Faz tempo, um punhado de pessoas que trabalham a comunicação sem enfiar o rabo num cofre procura uma linguagem adequada para tratar das questões acreanas junto aos principais interessados: ou seja, seringueiros, ribeirinhos, índios e seus descendentes que vivem na periferia das cidades. Em tempos de vemos, aqui e ali, a busca da linguagem que, como Henfil, pessoas de diferentes partes do planeta identificaram no Varadouro. O texto do Padre Heitor pode ser um caminho.
No Varadouro prevaleceu a linguagem do conflito em algumas ocasiões; a linguagem da indignação em outras; e, sobretudo a linguagem do compromisso com a cidadania e a ética, o respeito às etnias, a identidade verdadeira com o homem e o meio ambiente.
A matéria “Um Índio para Presidente”, que está na página 15 do encarte, seria ilustrativa dessa busca de linguagem se não estivesse truncada (as gráficas constituíam o maior calo da equipe do Varadouro). Ela coloca a problemática do índio acreano de forma original a partir de um desfile de 7 de setembro em Cruzeiro do Sul, onde um grupo de Poyanauas foi induzido a desfilar pela coordenação local do Projeto Rondon.
Nada mais humilhante. Os Índios desfilaram para os “caras-pálidas” num calor infernal, de pés descalços no asfalto quente, e sob vaias de pessoas que secularmente os descriminaram. Pode um repórter de verdade não escrever um texto indignado diante de uma cena dessas?
A indignação foi o gancho para divulgar o relatório da antropóloga Delvair Montagner Melatti sobre a história do povo Poyanaua na região. Por volta de 1908, eles eram mais de 800, habitando a área do seringal Barão do pioneiro Coronel Mâncio Lima. Consta que o Coronel “amansou” a maioria dos índios utilizando métodos condenáveis, mas antes de morrer procurou compensa-los: os Poyanaua são os atuais donos do Seringal Barão e têm o respeito dos herdeiros de Mâncio Lima.
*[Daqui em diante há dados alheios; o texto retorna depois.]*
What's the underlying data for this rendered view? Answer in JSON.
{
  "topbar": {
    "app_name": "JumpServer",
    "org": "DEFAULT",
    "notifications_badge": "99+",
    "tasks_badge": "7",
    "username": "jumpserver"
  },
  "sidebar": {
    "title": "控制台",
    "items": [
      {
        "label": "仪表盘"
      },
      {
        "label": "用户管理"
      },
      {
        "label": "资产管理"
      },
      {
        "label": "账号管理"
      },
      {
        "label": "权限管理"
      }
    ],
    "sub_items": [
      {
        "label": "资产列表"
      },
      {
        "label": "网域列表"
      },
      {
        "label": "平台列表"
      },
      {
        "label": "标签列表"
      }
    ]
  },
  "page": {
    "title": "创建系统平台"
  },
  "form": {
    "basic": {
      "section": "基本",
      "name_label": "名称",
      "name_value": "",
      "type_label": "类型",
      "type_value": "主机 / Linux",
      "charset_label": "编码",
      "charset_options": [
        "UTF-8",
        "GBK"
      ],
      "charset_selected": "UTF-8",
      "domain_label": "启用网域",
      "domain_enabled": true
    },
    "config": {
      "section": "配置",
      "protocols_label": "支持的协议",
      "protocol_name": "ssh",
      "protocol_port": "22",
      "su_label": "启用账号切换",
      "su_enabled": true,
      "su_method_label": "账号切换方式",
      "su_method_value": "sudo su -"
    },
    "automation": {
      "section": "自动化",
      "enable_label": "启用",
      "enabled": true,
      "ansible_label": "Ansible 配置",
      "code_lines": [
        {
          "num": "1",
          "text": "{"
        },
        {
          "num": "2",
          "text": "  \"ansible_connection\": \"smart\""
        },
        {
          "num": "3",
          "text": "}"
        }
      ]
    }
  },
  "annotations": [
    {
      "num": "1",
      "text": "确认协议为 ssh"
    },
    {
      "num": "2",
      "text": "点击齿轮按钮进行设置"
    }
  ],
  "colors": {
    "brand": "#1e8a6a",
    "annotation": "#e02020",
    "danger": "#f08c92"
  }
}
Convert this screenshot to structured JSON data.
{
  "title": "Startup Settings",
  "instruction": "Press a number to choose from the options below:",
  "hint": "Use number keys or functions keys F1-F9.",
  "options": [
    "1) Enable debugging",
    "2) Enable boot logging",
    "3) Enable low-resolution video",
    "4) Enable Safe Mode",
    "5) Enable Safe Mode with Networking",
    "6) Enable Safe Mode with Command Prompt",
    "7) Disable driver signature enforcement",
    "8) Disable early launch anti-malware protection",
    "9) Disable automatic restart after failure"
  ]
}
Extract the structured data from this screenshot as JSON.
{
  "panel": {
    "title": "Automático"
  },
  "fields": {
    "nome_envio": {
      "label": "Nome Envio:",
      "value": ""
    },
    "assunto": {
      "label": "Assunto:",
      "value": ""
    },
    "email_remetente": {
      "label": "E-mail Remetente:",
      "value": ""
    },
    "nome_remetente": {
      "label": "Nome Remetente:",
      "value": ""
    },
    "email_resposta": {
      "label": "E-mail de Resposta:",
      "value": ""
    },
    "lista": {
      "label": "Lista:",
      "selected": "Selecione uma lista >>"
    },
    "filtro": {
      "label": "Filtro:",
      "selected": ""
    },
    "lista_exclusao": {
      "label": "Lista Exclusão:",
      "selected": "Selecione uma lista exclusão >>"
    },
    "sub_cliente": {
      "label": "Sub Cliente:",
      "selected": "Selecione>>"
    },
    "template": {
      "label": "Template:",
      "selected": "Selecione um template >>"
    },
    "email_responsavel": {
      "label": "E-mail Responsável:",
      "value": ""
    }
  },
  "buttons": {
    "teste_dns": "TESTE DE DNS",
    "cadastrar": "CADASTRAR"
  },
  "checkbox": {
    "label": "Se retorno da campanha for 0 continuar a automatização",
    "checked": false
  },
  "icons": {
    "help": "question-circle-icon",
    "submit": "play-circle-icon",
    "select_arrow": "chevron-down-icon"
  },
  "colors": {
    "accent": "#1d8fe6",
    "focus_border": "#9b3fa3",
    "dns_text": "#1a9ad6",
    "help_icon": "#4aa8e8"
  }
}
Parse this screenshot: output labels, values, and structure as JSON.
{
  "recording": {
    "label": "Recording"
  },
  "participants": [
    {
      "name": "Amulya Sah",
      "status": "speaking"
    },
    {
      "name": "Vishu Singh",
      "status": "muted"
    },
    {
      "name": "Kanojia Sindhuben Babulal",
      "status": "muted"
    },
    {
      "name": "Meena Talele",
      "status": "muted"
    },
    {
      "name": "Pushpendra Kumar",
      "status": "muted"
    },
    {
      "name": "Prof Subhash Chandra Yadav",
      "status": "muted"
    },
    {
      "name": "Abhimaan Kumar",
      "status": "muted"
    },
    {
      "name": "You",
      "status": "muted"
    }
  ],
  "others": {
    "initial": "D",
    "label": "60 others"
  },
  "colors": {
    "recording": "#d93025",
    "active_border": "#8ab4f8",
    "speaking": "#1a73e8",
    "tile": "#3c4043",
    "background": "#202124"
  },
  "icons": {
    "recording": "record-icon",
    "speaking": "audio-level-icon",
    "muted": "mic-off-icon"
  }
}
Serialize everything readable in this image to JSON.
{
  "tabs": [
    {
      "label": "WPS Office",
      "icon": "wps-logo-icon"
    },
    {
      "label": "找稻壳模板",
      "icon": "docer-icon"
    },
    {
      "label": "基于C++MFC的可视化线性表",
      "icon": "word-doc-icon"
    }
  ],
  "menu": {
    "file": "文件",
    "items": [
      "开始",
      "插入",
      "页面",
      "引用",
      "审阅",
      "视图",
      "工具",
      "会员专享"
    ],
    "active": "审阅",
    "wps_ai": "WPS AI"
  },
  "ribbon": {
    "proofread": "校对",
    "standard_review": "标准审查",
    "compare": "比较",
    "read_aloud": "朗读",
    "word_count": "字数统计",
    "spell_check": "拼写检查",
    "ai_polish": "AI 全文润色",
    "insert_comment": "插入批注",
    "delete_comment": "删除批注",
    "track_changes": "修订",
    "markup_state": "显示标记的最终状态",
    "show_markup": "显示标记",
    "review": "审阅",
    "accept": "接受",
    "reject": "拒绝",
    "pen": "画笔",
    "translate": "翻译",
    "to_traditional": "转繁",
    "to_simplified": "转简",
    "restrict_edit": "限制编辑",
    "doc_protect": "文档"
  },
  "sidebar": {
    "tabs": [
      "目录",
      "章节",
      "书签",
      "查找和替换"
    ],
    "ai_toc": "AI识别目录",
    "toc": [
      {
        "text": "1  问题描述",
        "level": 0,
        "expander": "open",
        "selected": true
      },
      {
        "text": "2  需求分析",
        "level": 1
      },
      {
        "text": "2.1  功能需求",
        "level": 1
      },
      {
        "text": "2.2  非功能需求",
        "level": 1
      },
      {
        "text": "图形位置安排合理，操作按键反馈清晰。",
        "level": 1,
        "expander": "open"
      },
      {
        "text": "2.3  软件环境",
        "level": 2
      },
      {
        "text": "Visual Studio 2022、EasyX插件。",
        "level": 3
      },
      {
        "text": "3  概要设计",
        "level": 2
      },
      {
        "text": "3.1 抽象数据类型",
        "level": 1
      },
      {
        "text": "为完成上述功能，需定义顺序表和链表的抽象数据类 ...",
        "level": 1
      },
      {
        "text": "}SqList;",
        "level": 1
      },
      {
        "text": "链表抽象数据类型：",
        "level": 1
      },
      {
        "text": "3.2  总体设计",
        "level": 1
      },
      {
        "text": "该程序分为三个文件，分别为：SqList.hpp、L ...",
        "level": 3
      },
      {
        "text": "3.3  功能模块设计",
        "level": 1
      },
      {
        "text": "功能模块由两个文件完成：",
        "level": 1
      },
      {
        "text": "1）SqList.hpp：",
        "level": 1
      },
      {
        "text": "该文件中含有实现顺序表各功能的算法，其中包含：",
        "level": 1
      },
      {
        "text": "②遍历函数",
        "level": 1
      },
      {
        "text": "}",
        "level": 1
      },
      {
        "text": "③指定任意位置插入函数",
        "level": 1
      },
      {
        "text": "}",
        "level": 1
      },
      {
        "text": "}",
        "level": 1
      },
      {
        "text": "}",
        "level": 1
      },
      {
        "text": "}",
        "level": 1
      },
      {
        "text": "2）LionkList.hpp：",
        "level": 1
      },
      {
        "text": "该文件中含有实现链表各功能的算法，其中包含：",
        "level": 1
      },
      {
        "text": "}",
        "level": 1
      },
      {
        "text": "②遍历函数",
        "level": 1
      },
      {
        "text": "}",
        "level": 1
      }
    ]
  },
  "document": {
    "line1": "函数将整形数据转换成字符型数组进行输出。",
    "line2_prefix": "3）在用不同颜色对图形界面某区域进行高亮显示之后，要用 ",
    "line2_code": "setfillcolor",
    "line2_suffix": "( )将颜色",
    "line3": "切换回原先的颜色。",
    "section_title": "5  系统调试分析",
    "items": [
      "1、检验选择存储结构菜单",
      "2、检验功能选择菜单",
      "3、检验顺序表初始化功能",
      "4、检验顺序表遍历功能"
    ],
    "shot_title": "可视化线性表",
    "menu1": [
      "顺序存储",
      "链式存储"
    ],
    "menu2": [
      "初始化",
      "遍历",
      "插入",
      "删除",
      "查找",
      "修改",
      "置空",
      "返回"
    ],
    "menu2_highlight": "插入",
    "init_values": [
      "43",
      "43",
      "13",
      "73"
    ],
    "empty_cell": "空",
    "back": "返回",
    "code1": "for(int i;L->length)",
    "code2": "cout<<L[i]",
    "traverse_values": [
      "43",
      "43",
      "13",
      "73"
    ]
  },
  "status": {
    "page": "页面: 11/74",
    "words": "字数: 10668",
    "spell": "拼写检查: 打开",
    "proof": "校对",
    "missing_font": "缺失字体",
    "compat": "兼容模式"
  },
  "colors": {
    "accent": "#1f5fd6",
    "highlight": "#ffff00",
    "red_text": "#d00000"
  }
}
Mas a história será sempre implacável com o coronel que, segundo relatos colhidos da época, pensou até em oferecer um índio de presente para o Presidente da República.
Na mesma edição o Varadouro abriu espaço para os depoimentos que algumas pessoas do Acre deram à CPI da Terra, montada no Congresso. O Bispo Dom Moacyr Grechi, o engenheiro agrônomo e professor universitário (hoje doutor em economia rural) José Fernandes do Rego e o Jornalista Elson Martins (este seu criado), levaram ao congresso denúncias e análises da situação das terras no Acre. O jornalista, bem no estilo do Varadouro, envolveu até um general do Exército nas denúncias.
Durante seu depoimento o jornalista exibiu para os deputados o filme “Nós e Eles”, produzido por Augusto Sevá (irmão de Oswaldo Sevá), que ao filmar os conflitos de terra no Acre acabou levando uma carreira dos jagunços na estrada de Sena Madureira, uma perseguição de veículos que só se vê no cinema americano. O cineasta foi salvo pela poeira da estrada (no verão), mas seu trabalho resultou num forte documento revelador dos conflitos fundiários dos anos setenta no Acre.
Na opinião dos editores, o Varadouro 5 foi dos mais densos e honestos, tanto pelas matérias sobre o rio Caeté e dos índios do seringal Barão, como pela entrevista e exploração de menores numa fabricação de tijolos e outra sobre a antiga Guarda Territorial. Para completar, na última página, o jornal iniciou um debate sobre a cultura acreana sob a batuta do professor, poeta e sociólogo Clodomir Monteiro, professor da UFAC.